Piotr Kosewicz

Personal information
- Nationality: Polish
- Born: 31 May 1974 (age 52) Luban, Poland

Sport
- Country: Poland
- Sport: Para-athletics
- Disability class: F52
- Event: Discus throw

Medal record
Paralympic athletics
Representing Poland
Paralympic Games
| Gold medal – first place | 2020 Tokyo | Discus throw F52 |
World Championships
| Bronze medal – third place | 2019 Dubai | Discus throw F52 |
| Bronze medal – third place | 2023 Paris | Discus throw F52 |

= Piotr Kosewicz =

Polish para-athlete and biathlete

Piotr Kosewicz (born 31 May 1974) is a Polish Paralympic athlete. He is also a photographer.

== Career ==
He toon up the sport of biathlon in 1994 and competed in the sport until 2002 before taking an extended break from the sport.

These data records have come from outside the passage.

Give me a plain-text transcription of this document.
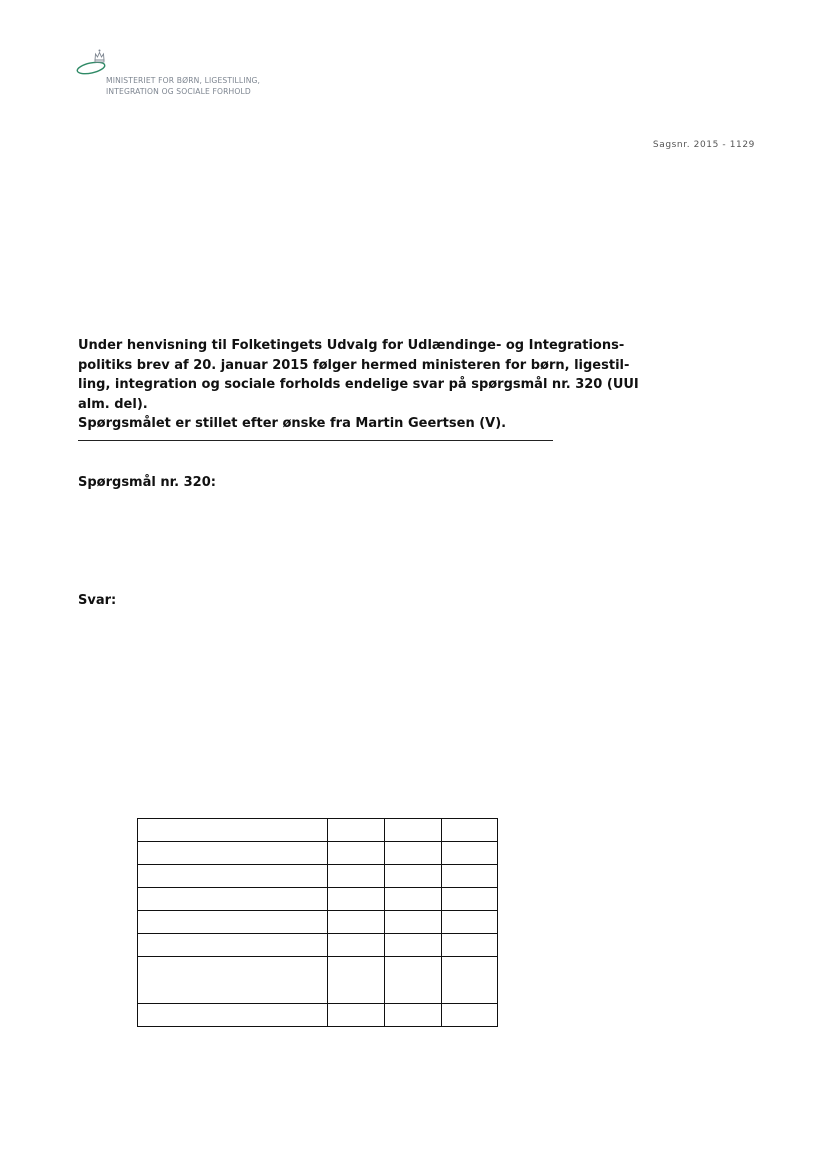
MINISTERIET FOR BØRN, LIGESTILLING,
INTEGRATION OG SOCIALE FORHOLD
Sagsnr. 2015 - 1129
Under henvisning til Folketingets Udvalg for Udlændinge- og Integrations-
politiks brev af 20. januar 2015 følger hermed ministeren for børn, ligestil-
ling, integration og sociale forholds endelige svar på spørgsmål nr. 320 (UUI
alm. del).
Spørgsmålet er stillet efter ønske fra Martin Geertsen (V).
Spørgsmål nr. 320:
Svar:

He later took up the sport of para-athletics in 2015.

=== Winter Paralympics ===
He made his Paralympic debut as a biathlete representing Poland at the 1998 Winter Paralympics and competed in LW10 sitting pursuit event. He also represented Poland at the 2002 Winter Paralympics and competed in LW10 sitting pursuit event.

=== Summer Paralympics ===
He qualified to compete at the 2020 Summer Paralympics after claiming a silver medal in men's discus throw T52 event at the 2019 World Para Athletics Championships.

He represented Poland at the 2020 Summer Paralympics which was his debut appearance at a Summer Paralympics event and his third Paralympic appearance as well as his first Paralympic appearance since competing at the 2002 Winter Paralympics. He clinched gold medal in the men's discus throw during the Tokyo Olympics.